Van Gastel tak risau walaupun PSIM kehilangan beberapa pemain kunci

DKI Jakarta – Kepelatihan PSIM Yogyakarta Jean-Paul van Gastel mengungkapkan dirinya tak risau walaupun timnya kehilangan beberapa pemain kunci pada pertandingan pekan ke-16 BRI Super League menghadapi Semen Padang di Stadion Sultan Agung, Bantul, Minggu.
Dikutip dari laman resmi klub, Minggu, Van Gastel memaparkan enggan menjadikan absennya pemain sebagai alasan untuk PSIM Yogyakarta tidak ada tampil maksimal sewaktu menjamu Semen Padang.
"Sangat disayangkan ada beberapa pemain cedera.
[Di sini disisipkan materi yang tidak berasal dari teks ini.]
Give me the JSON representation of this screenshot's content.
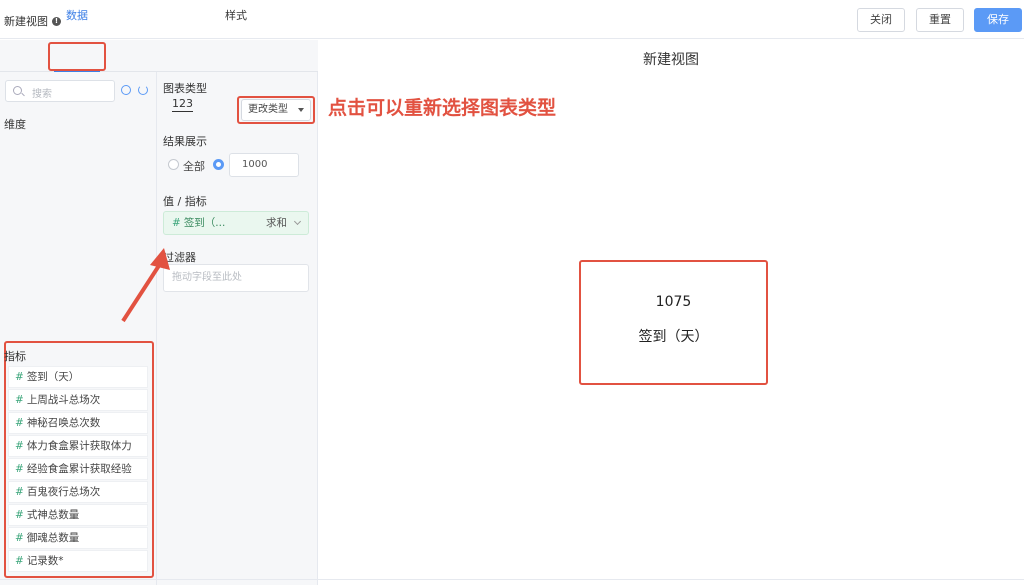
{
  "window": {
    "title": "新建视图"
  },
  "buttons": {
    "close": "关闭",
    "reset": "重置",
    "save": "保存"
  },
  "tabs": {
    "data": "数据",
    "style": "样式"
  },
  "search": {
    "placeholder": "搜索"
  },
  "dimension_label": "维度",
  "metric_label": "指标",
  "metrics": [
    "签到（天）",
    "上周战斗总场次",
    "神秘召唤总次数",
    "体力食盒累计获取体力",
    "经验食盒累计获取经验",
    "百鬼夜行总场次",
    "式神总数量",
    "御魂总数量",
    "记录数*"
  ],
  "config": {
    "chart_type_label": "图表类型",
    "chart_type_value": "123",
    "change_type_button": "更改类型",
    "result_label": "结果展示",
    "option_all": "全部",
    "limit_value": "1000",
    "value_label": "值 / 指标",
    "value_field": "签到（...",
    "value_agg": "求和",
    "filter_label": "过滤器",
    "filter_placeholder": "拖动字段至此处"
  },
  "main": {
    "view_title": "新建视图",
    "annotation": "点击可以重新选择图表类型",
    "kpi_value": "1075",
    "kpi_label": "签到（天）"
  },
  "colors": {
    "accent": "#3d7fe6",
    "annotation": "#e25241",
    "save": "#5b9af6"
  }
}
Namun, saya sudah ada tekankan sejak hari pertama bahwa pemain yang tersebut bukanlah starter harus setiap saat siap ketika grup membutuhkan," ungkap Van Gastel.
Pada pertandingan menghadapi Semen Padang, PSIM Yogyakarta dipastikan harus kehilangan Anton Fase serta Yusaku Yamadera sebab cedera juga Raka Cahyana yang mana menjalani hukuman akumulasi kartu.
Pelatih berkebangsaan Belanda itu menafsirkan situasi ini sebagai peluang bagi pemain pelapis untuk menampilkan kemampuannya serta merancang kekompakan grup yang digunakan lebih besar solid.
"Semakin lama Saku (Yusaku) cedera, semakin banyak kesempatan Teddy atau Andy bermain. Ini adalah menghasilkan chemistry merekan dengan regu terbentuk lebih banyak cepat," tegas Van Gastel.
Sementara itu, Dokter Tim PSIM Yogyakarta Hansel menjelaskan situasi terbaru dari Anton Fase dan juga Yusaku Yamadera yang digunakan harus absen pada laga menghadapi Semen Padang.
"Hasil rontgen Anton menunjukkan adanya cedera baru, yakni incomplete fracture pada jari jempol kaki kanan. Untuk Yusaku, rencananya kita istirahatkan sementara akibat keluhan nyeri tendon Achilles, kemungkinan butuh waktu satu sekitar semingguan lagi pemulihannya," ungkap Hansel.
PSIM Yogyakarta ketika ini berada di dalam peringkat ketujuh klasemen sementara Super League dengan 24 poin dari 15 pertandingan, unggul 14 poin dari Semen Padang dalam kedudukan 16.
Dilarang keras mengambil konten, melakukan crawling atau pengindeksan otomatis untuk Kecerdasan Buatan dalam website web ini tanpa izin tercatat dari Kantor Berita ANTARA.